A PHASED APPROACH TO WORLD CLASS STATUS: THE CITY OF TAMPA OPTIMIZATION PROGRAM
Abstract:Tampa, Florida's, Wastewater Department (WWD) began an optimization program at their advanced wastewater treatment plant four years ago. Since then, the utility has achieved significant progress toward meeting their goal of becoming a world-class competitive organization. The program has focused on three areas – people, practices, and technology.
During the first year, the Department created new mission and vision statements and a Steering Team was formed. This Steering Team developed a Program Plan and selected business processes were modeled to determine an approximate productivity opportunity.
A second team was formed to communicate the program throughout the utility and to other stakeholders. The Communication Team developed a Communication Plan and began publishing a monthly newsletter for all internally and externally interested parties. Other communication tools, including face-to-face sessions with all staff, have also been used regularly.
A third team was created to address technology needs to support the optimization. This Technology Team drafted a Technology Plan for later use as the framework for a process to identify, prioritize, and implement technology tools. A Leadership Training Program was designed with the needs of a changing organization in mind. And, finally, a pilot program was designed to allow Department staff to try out new work practices and organization models.
The second year saw the beginning of the leadership program. Team training was initiated for all staff volunteering for pilots and other teams. The first pilot was completed and a second pilot was designed to continue learning new ways of working. The completion of the first pilot saw the payment of the first of three performance bonuses. This bonus amounted to over 659 per person for every person at the plant from frontline workers to the plant manager. Everyone received the same bonus amount.
Meanwhile, several technology initiatives from the Technology Plan were started and some were completed in the same year. Another team began looking at current job descriptions and pay scales in support of workforce flexibility/skill-based compensation (WFF/SBC). The WFF/SBC Team designed new job descriptions based on what was learned from the pilots. The pilots also provided staff with the first opportunity to cross-train into new job skills.
Within the pilot areas, the ratio of planned maintenance to reactive maintenance improved to 80 ercent and 20 percent, respectively. This was due in large part to the implementation of a 30- day work plan for pilot area staff and the development of a maintenance standard operating procedure. Finally, the second year of the program saw the start of negotiations of Service Level Agreements (SLAs) between WWD and several supporting city departments including Fleet Maintenance and MIS.
The second year also saw the start of a similar program in the Collection and Stormwater divisions of the Department. These divisions followed the same process laid out above including the formation of a Steering Team, process modeling, and pilot design.

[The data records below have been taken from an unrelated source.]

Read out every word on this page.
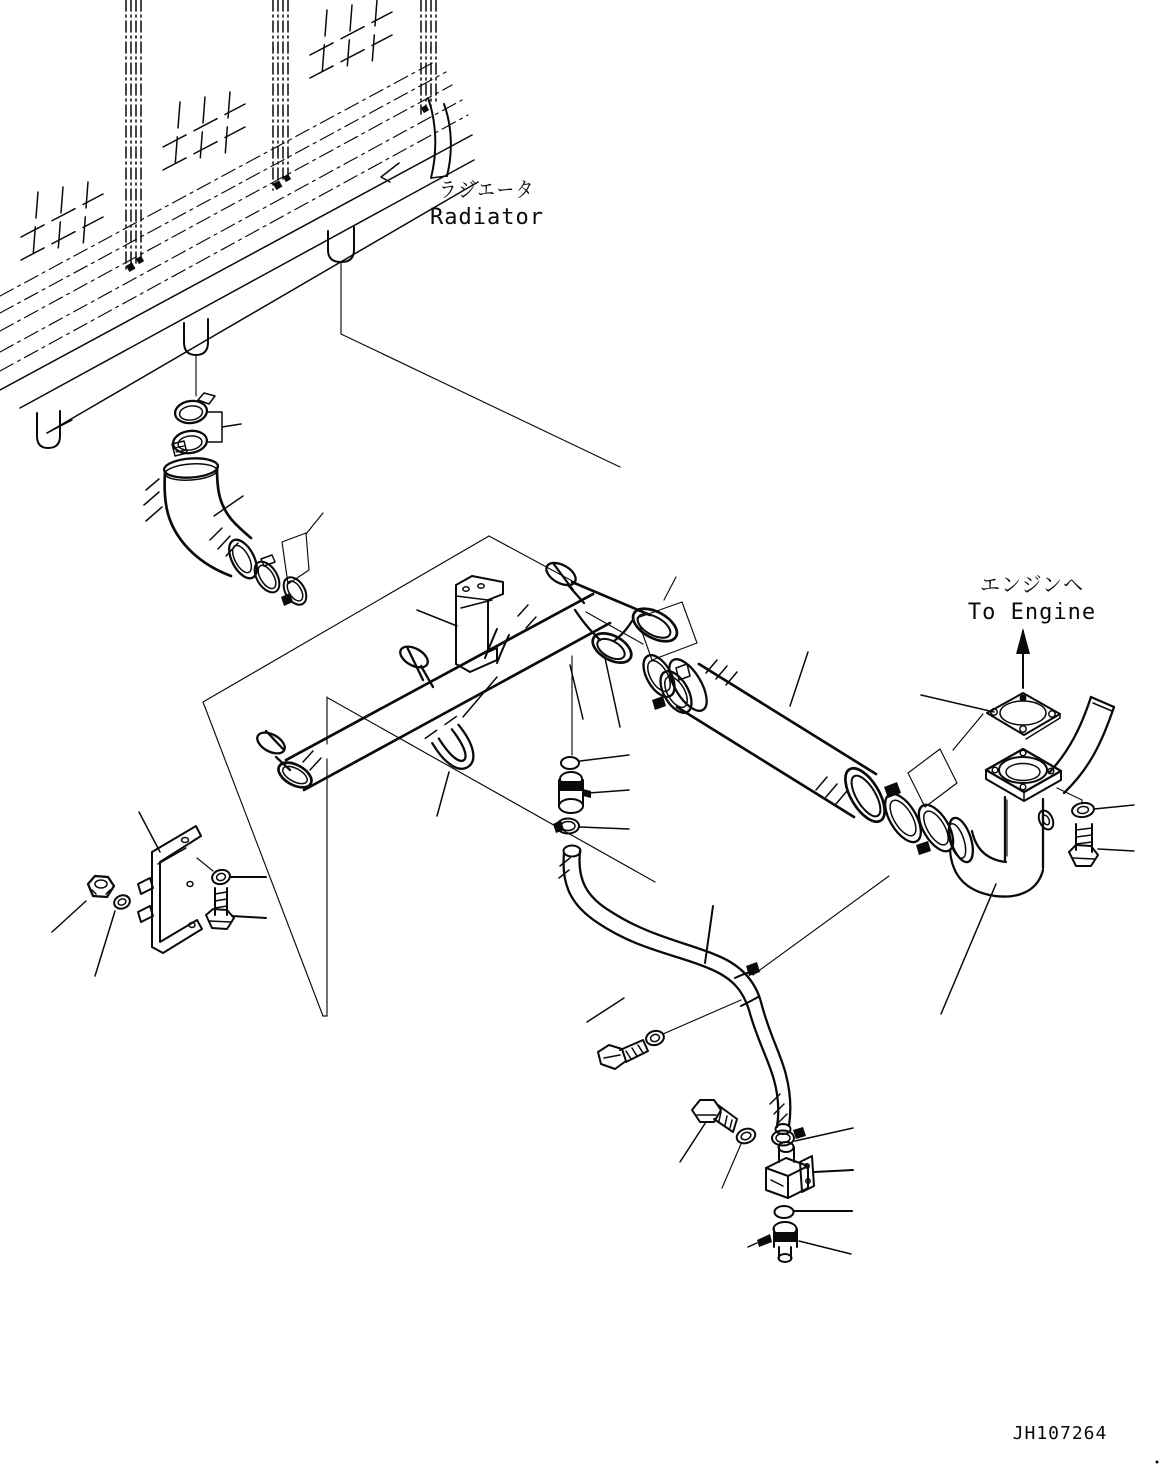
ラジエータ
Radiator
エンジンヘ
To Engine
JH107264
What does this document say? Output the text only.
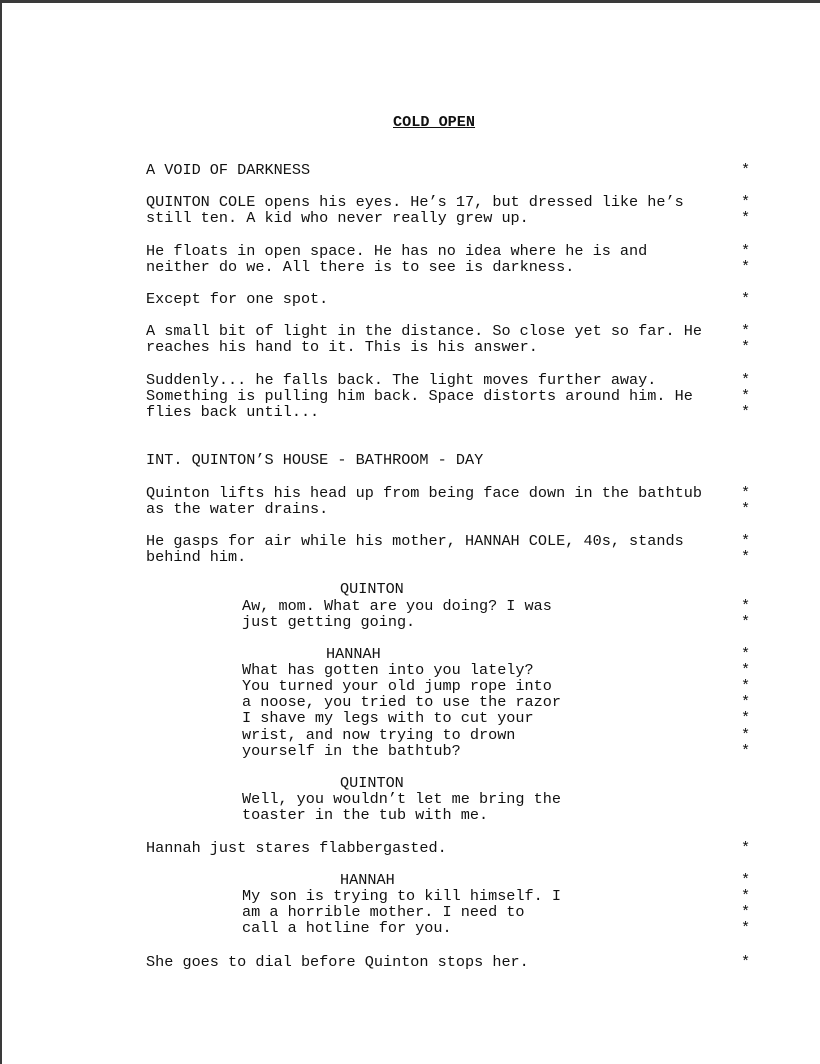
COLD OPEN
A VOID OF DARKNESS
QUINTON COLE opens his eyes. He’s 17, but dressed like he’s
still ten. A kid who never really grew up.
He floats in open space. He has no idea where he is and
neither do we. All there is to see is darkness.
Except for one spot.
A small bit of light in the distance. So close yet so far. He
reaches his hand to it. This is his answer.
Suddenly... he falls back. The light moves further away.
Something is pulling him back. Space distorts around him. He
flies back until...
INT. QUINTON’S HOUSE - BATHROOM - DAY
Quinton lifts his head up from being face down in the bathtub
as the water drains.
He gasps for air while his mother, HANNAH COLE, 40s, stands
behind him.
QUINTON
Aw, mom. What are you doing? I was
just getting going.
HANNAH
What has gotten into you lately?
You turned your old jump rope into
a noose, you tried to use the razor
I shave my legs with to cut your
wrist, and now trying to drown
yourself in the bathtub?
QUINTON
Well, you wouldn’t let me bring the
toaster in the tub with me.
Hannah just stares flabbergasted.
HANNAH
My son is trying to kill himself. I
am a horrible mother. I need to
call a hotline for you.
She goes to dial before Quinton stops her.
*
*
*
*
*
*
*
*
*
*
*
*
*
*
*
*
*
*
*
*
*
*
*
*
*
*
*
*
*
*
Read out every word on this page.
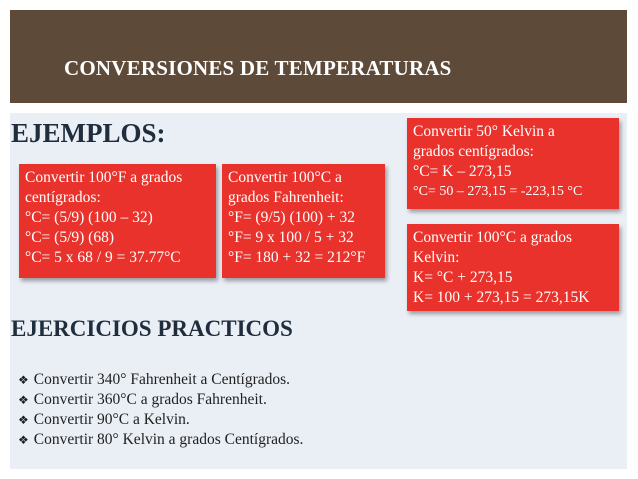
CONVERSIONES DE TEMPERATURAS
EJEMPLOS:
Convertir 100°F a grados
centígrados:
°C= (5/9) (100 – 32)
°C= (5/9) (68)
°C= 5 x 68 / 9 = 37.77°C
Convertir 100°C a
grados Fahrenheit:
°F= (9/5) (100) + 32
°F= 9 x 100 / 5 + 32
°F= 180 + 32 = 212°F
Convertir 50° Kelvin a
grados centígrados:
°C= K – 273,15
°C= 50 – 273,15 = -223,15 °C
Convertir 100°C a grados
Kelvin:
K= °C + 273,15
K= 100 + 273,15 = 273,15K
EJERCICIOS PRACTICOS
❖ Convertir 340° Fahrenheit a Centígrados.
❖ Convertir 360°C a grados Fahrenheit.
❖ Convertir 90°C a Kelvin.
❖ Convertir 80° Kelvin a grados Centígrados.
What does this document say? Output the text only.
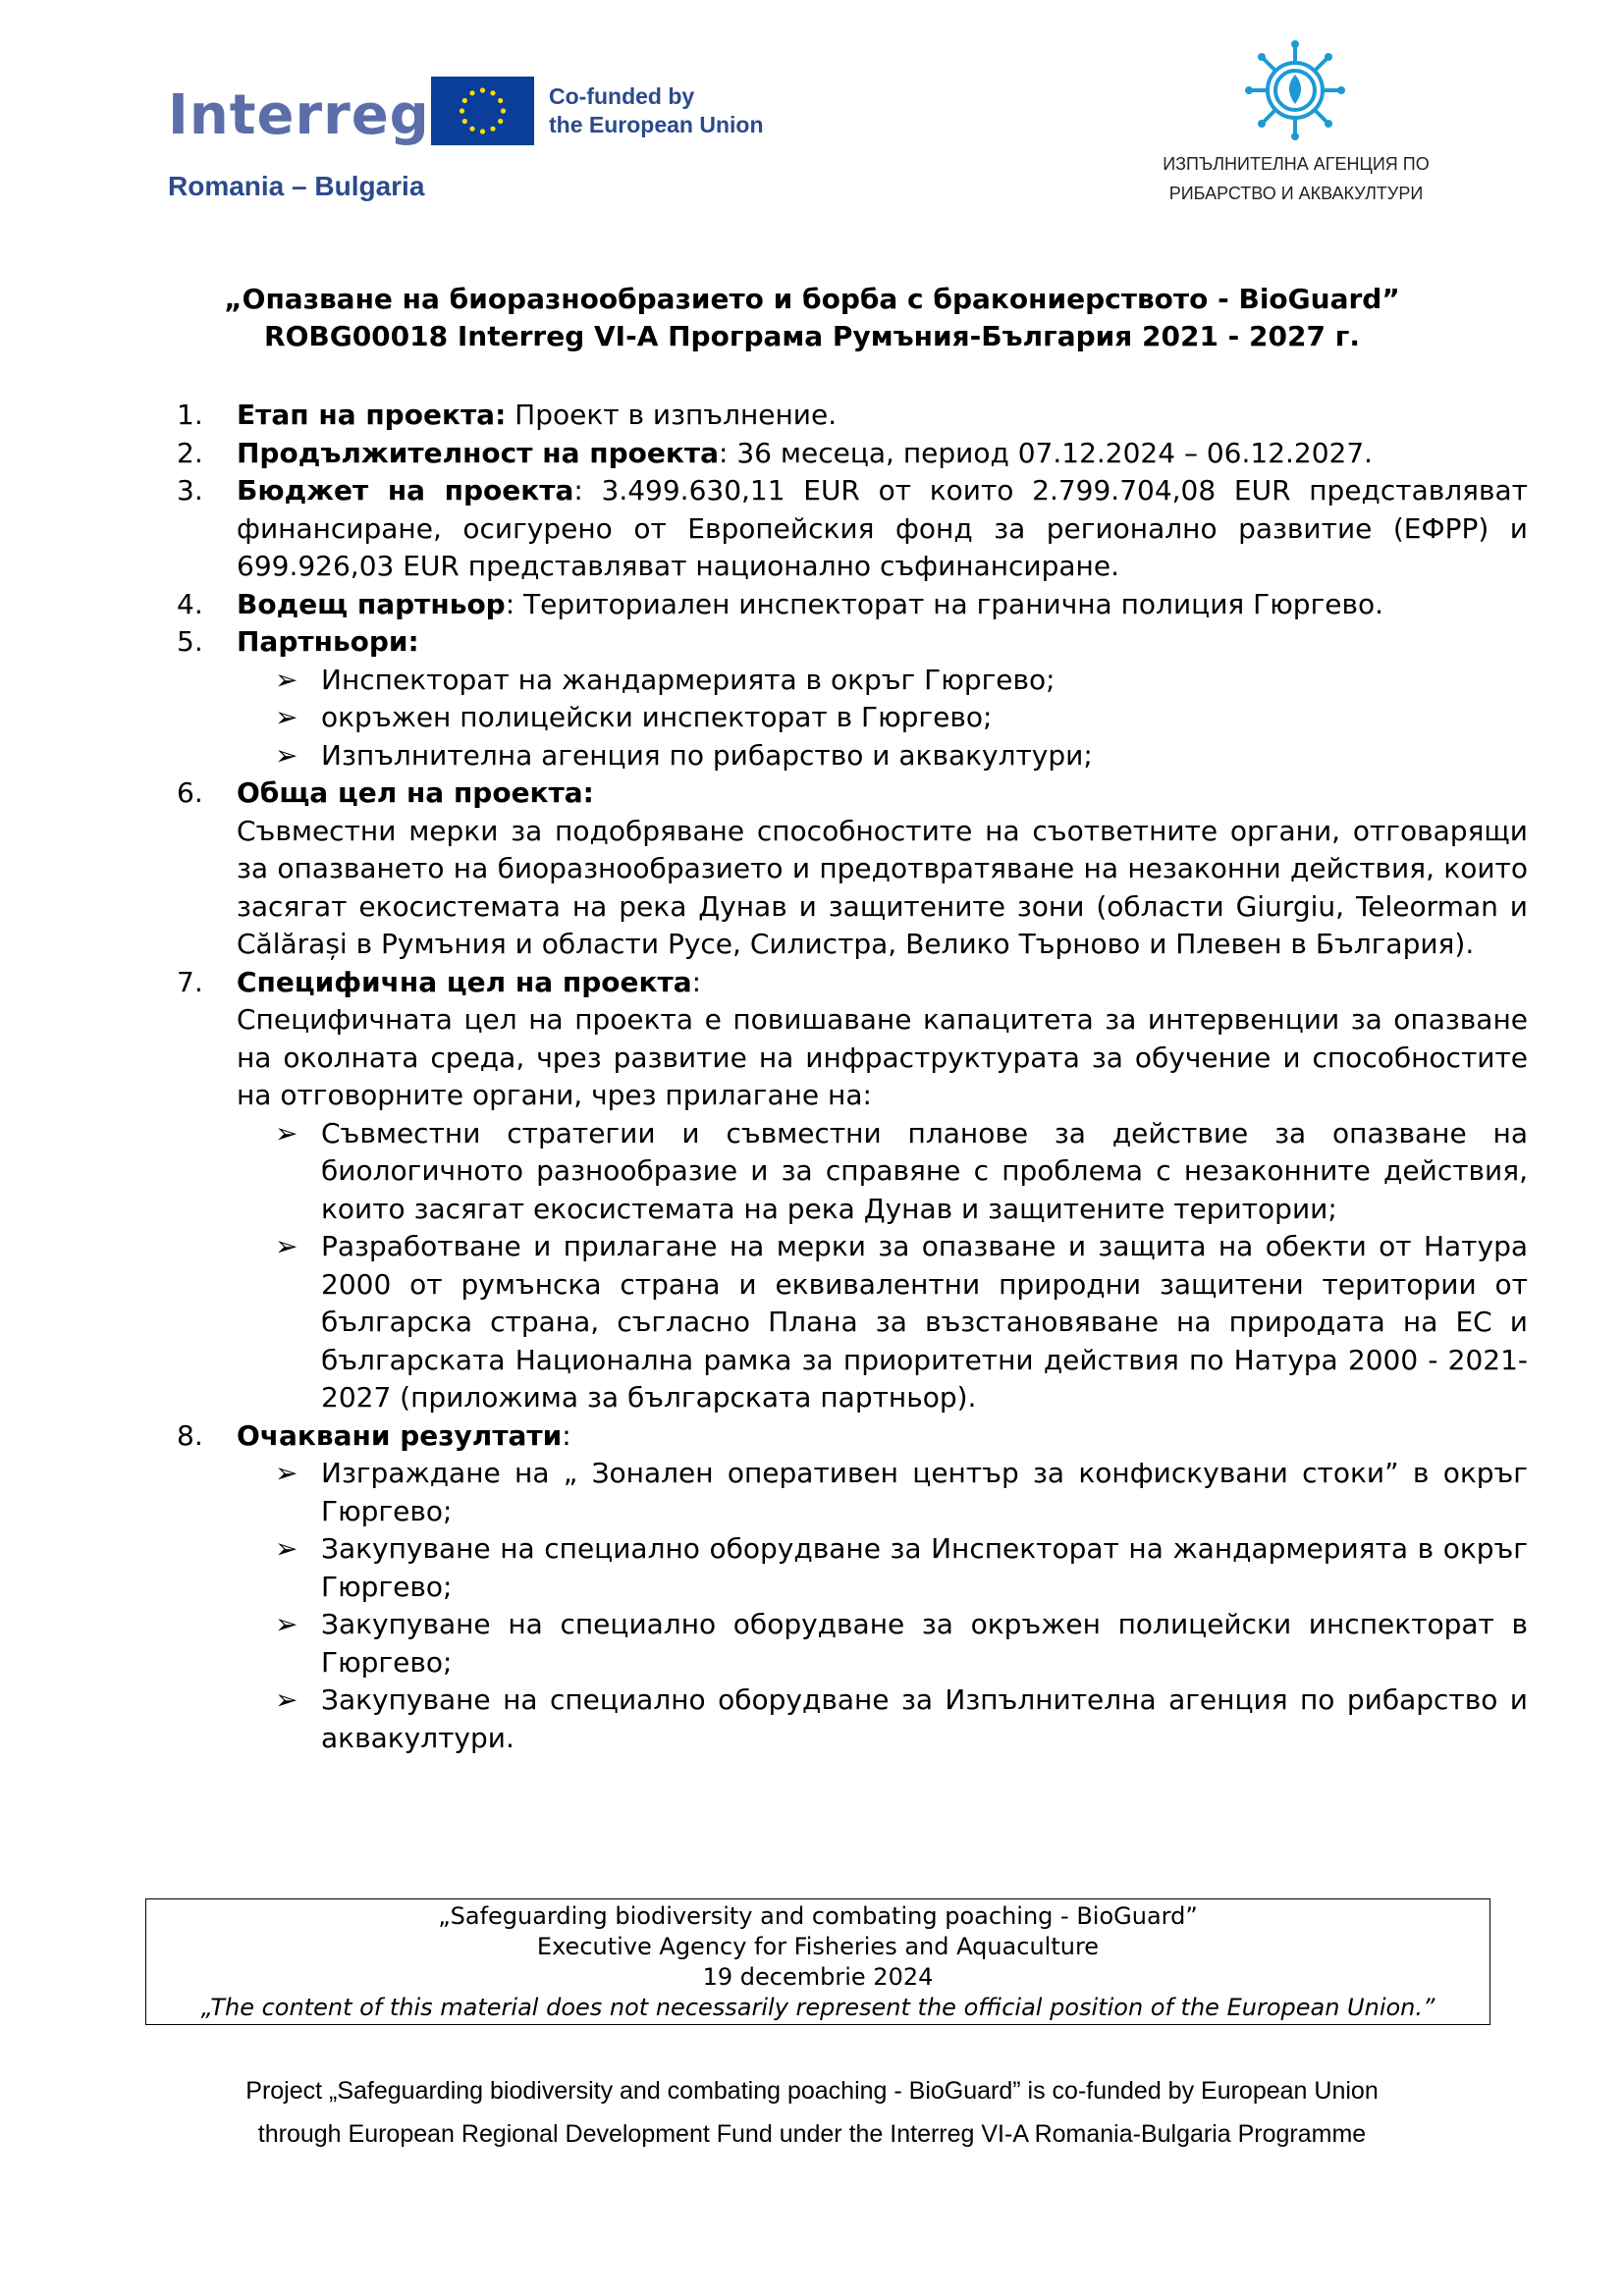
Interreg	Co-funded by
the European Union
Romania – Bulgaria
ИЗПЪЛНИТЕЛНА АГЕНЦИЯ ПО
РИБАРСТВО И АКВАКУЛТУРИ
„Опазване на биоразнообразието и борба с бракониерството - BioGuard”
ROBG00018 Interreg VI-A Програма Румъния-България 2021 - 2027 г.
1.	Етап на проекта: Проект в изпълнение.
2.	Продължителност на проекта: 36 месеца, период 07.12.2024 – 06.12.2027.
3.	Бюджет на проекта: 3.499.630,11 EUR от които 2.799.704,08 EUR представляват финансиране, осигурено от Европейския фонд за регионално развитие (ЕФРР) и 699.926,03 EUR представляват национално съфинансиране.
4.	Водещ партньор: Териториален инспекторат на гранична полиция Гюргево.
5.	Партньори:
➢ Инспекторат на жандармерията в окръг Гюргево;
➢ окръжен полицейски инспекторат в Гюргево;
➢ Изпълнителна агенция по рибарство и аквакултури;
6.	Обща цел на проекта:
Съвместни мерки за подобряване способностите на съответните органи, отговарящи за опазването на биоразнообразието и предотвратяване на незаконни действия, които засягат екосистемата на река Дунав и защитените зони (области Giurgiu, Teleorman и Călărași в Румъния и области Русе, Силистра, Велико Търново и Плевен в България).
7.	Специфична цел на проекта:
Специфичната цел на проекта е повишаване капацитета за интервенции за опазване на околната среда, чрез развитие на инфраструктурата за обучение и способностите на отговорните органи, чрез прилагане на:
➢ Съвместни стратегии и съвместни планове за действие за опазване на биологичното разнообразие и за справяне с проблема с незаконните действия, които засягат екосистемата на река Дунав и защитените територии;
➢ Разработване и прилагане на мерки за опазване и защита на обекти от Натура 2000 от румънска страна и еквивалентни природни защитени територии от българска страна, съгласно Плана за възстановяване на природата на ЕС и българската Национална рамка за приоритетни действия по Натура 2000 - 2021-2027 (приложима за българската партньор).
8.	Очаквани резултати:
➢ Изграждане на „ Зонален оперативен център за конфискувани стоки” в окръг Гюргево;
➢ Закупуване на специално оборудване за Инспекторат на жандармерията в окръг Гюргево;
➢ Закупуване на специално оборудване за окръжен полицейски инспекторат в Гюргево;
➢ Закупуване на специално оборудване за Изпълнителна агенция по рибарство и аквакултури.
„Safeguarding biodiversity and combating poaching - BioGuard”
Executive Agency for Fisheries and Aquaculture
19 decembrie 2024
„The content of this material does not necessarily represent the official position of the European Union.”
Project „Safeguarding biodiversity and combating poaching - BioGuard” is co-funded by European Union
through European Regional Development Fund under the Interreg VI-A Romania-Bulgaria Programme
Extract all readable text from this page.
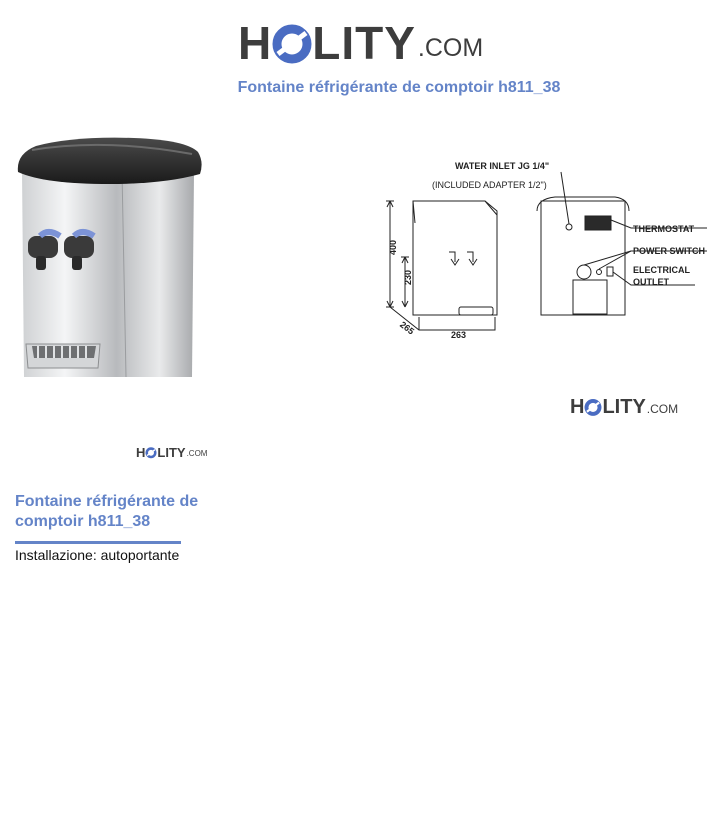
H LITY .COM
Fontaine réfrigérante de comptoir h811_38
H LITY .COM
WATER INLET JG 1/4"
(INCLUDED ADAPTER 1/2")
THERMOSTAT
POWER SWITCH
ELECTRICAL
OUTLET
400
230
265	263
H LITY .COM
Fontaine réfrigérante de comptoir h811_38
Installazione: autoportante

During the third year a Transition Team was formed and a Transition Plan developed to help the organization move from old structures, work habits, and practices to new organization strategies, streamlined work practices, and technology enablers. A new organization model was developed. The second and third (last) pilots were completed and additional bonuses were paid out for a total bonus package of over 1,400.00 during a 12- month period. Leadership Training was also completed as was Team Training. Technology Plan initiatives became technology specifications and SLAs were completed and put in place. Better pay scales were approved and a Training & Certification Program was designed for implementation during the fourth and final year of the Optimization Program.
Meanwhile, the Collection and Stormwater divisions started their combined pilot and began the process of designing new job descriptions and pay scales as well as a training and certification program for their future multi-skilled workforce.
Also, year three saw the start of an optimization effort for the remaining divisions of the Department – Engineering and Administration. These “support” divisions, too, are following a similar process to the “operating” divisions and early indications are that they will see marked improvement opportunities as well.
Many hurdles are ahead for these teams. However, the WWD is confident that the strength of working in teams and keeping focused will enable them to continue the successful conversion to becoming a world-class competitive utility.